Выйдя из столовой на обширный заводской двор, Алексей Полозов остановился и зажмурился. Примятый колесами и присыпанный копотью выпавший вчера снег все-таки победно сверкал на солнце, а на его искристой поверхности вспыхивали темным, но тоже слепящим блеском черные крупинки кокса.
«К весне повернуло», — подумал Полозов, вдыхая холодный, уже по-весеннему влажный воздух.
По двору к столовой быстро шел человек без пальто, в надвинутой на лоб кепке и в теплом шарфе, дважды обмотанном вокруг шеи. Полозов узнал секретаря парткома Диденко и усмехнулся: до того быстр и подвижен человек, что и пальто ни к чему. Таким он был и десять лет назад, когда Алексей поступил на завод, — руководитель монтажников, агитатор, заводила во всяких общественных делах, человек кипучей энергии и широкой души. За эти годы он очень изменился, но перемена была внутренняя, облик и повадки остались те же. Никогда он, видимо, не задумывался над тем, какое впечатление производит, достаточно ли солиден. Если надо побежать — побежит, если весело — веселится, а работает со страстью, с пылом, иногда с яростью; порою кажется: ничего-то он не замечает вокруг, а приглядишься — все приметил и лукаво посмеивается: «Что, не укроешься от меня? То-то».
— А-а, Полозов! — закричал Диденко, подходя, и протянул инженеру покрасневшую от холода руку. — Тебя-то мне и нужно! Слыхал новости? Прямо голова кругом!
И тут же, как бы опровергая собственное утверждение, обстоятельно и здраво рассказал:
— Звонили из Москвы. Краснознаменские стройки идут ускоренным темпом. Технику туда подбросили самую мощную. В общем, пуск новых заводов всячески форсируется. Первая очередь металлургического вступит в июле, машиностроительный заработает к седьмому ноября. Алюминиевый завод обещают пустить вместо января в октябре... Все идет к тому, что Краснознаменка должна дать ток раньше, чем намечалось. Строители станции, говорят, взяли социалистическое обязательство досрочно закончить станцию под монтаж турбин, первую очередь — к июлю, вторую — к октябрю. К октябрю! Понимаешь, чем это пахнет? Немирову намекнули: со дня на день ждите вызова — так, мол, и так, товарищи турбинщики, дело за вами, не подводите. Мы досрочно, и вы досрочно. А?
— Мы — досрочно?
Диденко весь вскинулся:
— А как же без нас? Что ж они, вместо турбин макеты поставят? — И задумчиво проговорил: — Так оно и идет. Как в механизме хорошем: зубчик за зубчик цепляется и всю махину тянет. Отчего ты молчишь? — неожиданно спросил он.

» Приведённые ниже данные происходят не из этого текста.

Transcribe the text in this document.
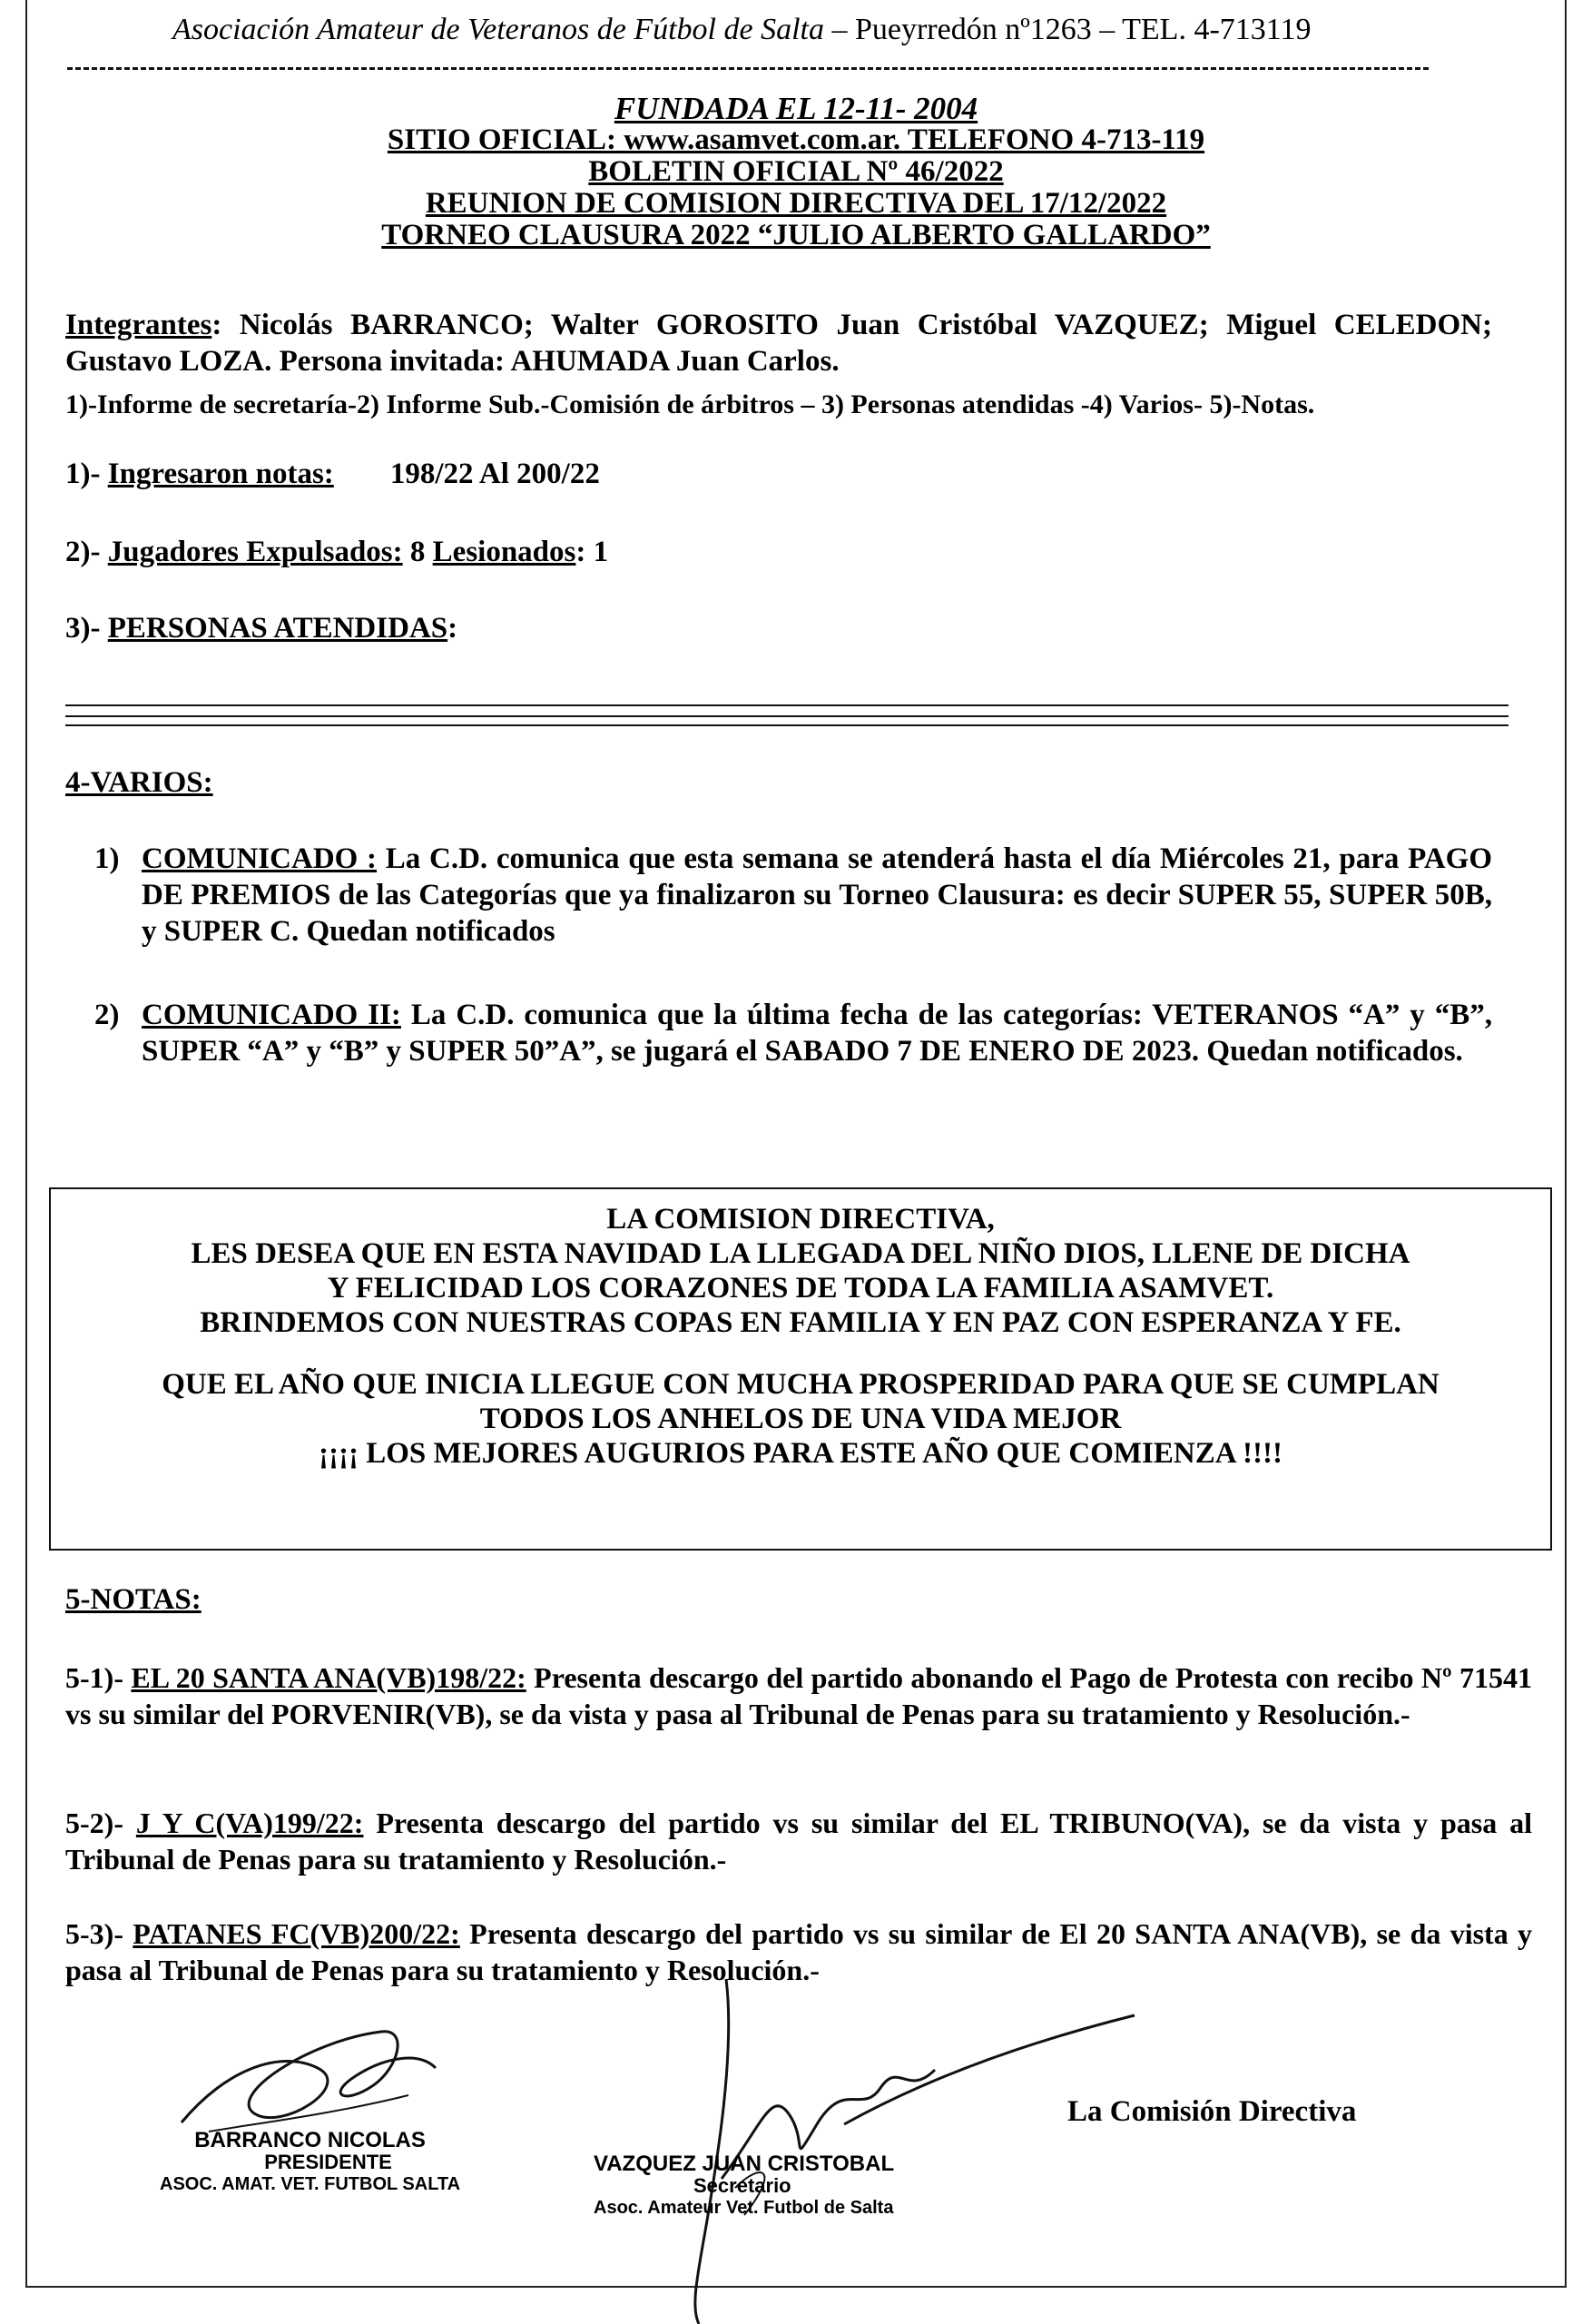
Asociación Amateur de Veteranos de Fútbol de Salta – Pueyrredón nº1263 – TEL. 4-713119
FUNDADA EL 12-11- 2004
SITIO OFICIAL: www.asamvet.com.ar. TELEFONO 4-713-119
BOLETIN OFICIAL Nº 46/2022
REUNION DE COMISION DIRECTIVA DEL 17/12/2022
TORNEO CLAUSURA 2022 “JULIO ALBERTO GALLARDO”
Integrantes: Nicolás BARRANCO; Walter GOROSITO Juan Cristóbal VAZQUEZ; Miguel CELEDON; Gustavo LOZA. Persona invitada: AHUMADA Juan Carlos.
1)-Informe de secretaría-2) Informe Sub.-Comisión de árbitros – 3) Personas atendidas -4) Varios- 5)-Notas.
1)- Ingresaron notas: 198/22 Al 200/22
2)- Jugadores Expulsados: 8 Lesionados: 1
3)- PERSONAS ATENDIDAS:
4-VARIOS:
1) COMUNICADO : La C.D. comunica que esta semana se atenderá hasta el día Miércoles 21, para PAGO DE PREMIOS de las Categorías que ya finalizaron su Torneo Clausura: es decir SUPER 55, SUPER 50B, y SUPER C. Quedan notificados
2) COMUNICADO II: La C.D. comunica que la última fecha de las categorías: VETERANOS “A” y “B”, SUPER “A” y “B” y SUPER 50”A”, se jugará el SABADO 7 DE ENERO DE 2023. Quedan notificados.
LA COMISION DIRECTIVA,
LES DESEA QUE EN ESTA NAVIDAD LA LLEGADA DEL NIÑO DIOS, LLENE DE DICHA
Y FELICIDAD LOS CORAZONES DE TODA LA FAMILIA ASAMVET.
BRINDEMOS CON NUESTRAS COPAS EN FAMILIA Y EN PAZ CON ESPERANZA Y FE.
QUE EL AÑO QUE INICIA LLEGUE CON MUCHA PROSPERIDAD PARA QUE SE CUMPLAN
TODOS LOS ANHELOS DE UNA VIDA MEJOR
¡¡¡¡ LOS MEJORES AUGURIOS PARA ESTE AÑO QUE COMIENZA !!!!
5-NOTAS:
5-1)- EL 20 SANTA ANA(VB)198/22: Presenta descargo del partido abonando el Pago de Protesta con recibo Nº 71541 vs su similar del PORVENIR(VB), se da vista y pasa al Tribunal de Penas para su tratamiento y Resolución.-
5-2)- J Y C(VA)199/22: Presenta descargo del partido vs su similar del EL TRIBUNO(VA), se da vista y pasa al Tribunal de Penas para su tratamiento y Resolución.-
5-3)- PATANES FC(VB)200/22: Presenta descargo del partido vs su similar de El 20 SANTA ANA(VB), se da vista y pasa al Tribunal de Penas para su tratamiento y Resolución.-
BARRANCO NICOLAS
PRESIDENTE
ASOC. AMAT. VET. FUTBOL SALTA
VAZQUEZ JUAN CRISTOBAL
Secretario
Asoc. Amateur Vet. Futbol de Salta
La Comisión Directiva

Полозов пожал плечами, глаза его были устремлены куда-то вверх, на искрящиеся крыши цехов.
— Видишь ли, Николай Гаврилович, — сказал он медленно, — сделать можно все... Все! — с силой воскликнул Полозов и добавил так же медленно: — Но тогда не обойтись нам без ломки. И большой ломки.
— Ну так что же? — спокойно откликнулся Диденко и требовательно, в упор поставил вопрос: — А что именно ломать?
— Многое. Начиная с организации и стиля руководства.
Диденко слегка кивнул головой, помолчал, задумавшись, а затем осведомился, приехал ли Любимов.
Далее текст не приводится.